Voltage-gated Ca²⁺ (Ca_V) channels are central to the biology of excitable cells, and therefore regulating their activity has widespread applications. We describe genetically encoded molecules for inducibly inhibiting Ca_V channels (GEMIICCs). GEMIICCs are derivatives of Rem, a Ras-like GTPase that constitutively inhibits Ca²⁺ currents (I_Ca). C terminus–truncated Rem_1–265 lost the ability to inhibit I_Ca owing to loss of membrane targeting. Fusing the C1 domain of protein kinase C to yellow fluorescent protein (YFP)-Rem_1–265 generated a molecule that rapidly translocated from cytosol to plasma membrane with phorbol-12,13-dibutyrate in human embryonic kidney cells. Recombinant Ca_V2.2 and Ca_V1.2 channels were inhibited concomitantly with C1_PKC-YFP-Rem_1–265 membrane translocation. The generality of the approach was confirmed by creating a GEMIICC using rapamycin-dependent heterodimerization of YFP-FKBP-Rem_1–265 and a constitutively membrane-targeted rapamycin-binding domain. GEMIICCs reduced I_Ca without diminishing gating charge, thereby ruling out decreased number of surface channels and voltage-sensor immobilization as mechanisms for inhibition. We introduce small-molecule–regulated GEMIICCs as potent tools for rapidly manipulating Ca²⁺ signals in excitable cells.

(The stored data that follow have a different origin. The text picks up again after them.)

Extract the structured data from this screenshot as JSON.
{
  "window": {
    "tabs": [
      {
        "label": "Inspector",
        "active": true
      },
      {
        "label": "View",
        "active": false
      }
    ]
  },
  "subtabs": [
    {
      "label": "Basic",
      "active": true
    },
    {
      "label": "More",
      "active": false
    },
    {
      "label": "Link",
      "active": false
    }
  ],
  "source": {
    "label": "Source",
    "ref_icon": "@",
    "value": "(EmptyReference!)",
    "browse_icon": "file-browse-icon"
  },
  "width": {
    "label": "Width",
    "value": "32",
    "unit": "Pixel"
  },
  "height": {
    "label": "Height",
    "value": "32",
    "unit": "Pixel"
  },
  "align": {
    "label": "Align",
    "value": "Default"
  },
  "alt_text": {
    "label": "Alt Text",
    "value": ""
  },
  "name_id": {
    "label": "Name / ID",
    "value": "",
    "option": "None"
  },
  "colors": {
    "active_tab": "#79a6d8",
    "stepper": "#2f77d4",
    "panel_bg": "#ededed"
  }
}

1. Calcium Signals Laboratory, Department of Biomedical Engineering, Johns Hopkins University School of Medicine, 720 Rutland Avenue, 726 Traylor Building, Baltimore, Maryland 21205, USA.
2. Present address: Department of Physiology and Cellular Biophysics and Department of Pharmacology, Columbia University, College of Physicians and Surgeons, 630 West 168^th Street, P&S 7-422, New York, New York 10032, USA.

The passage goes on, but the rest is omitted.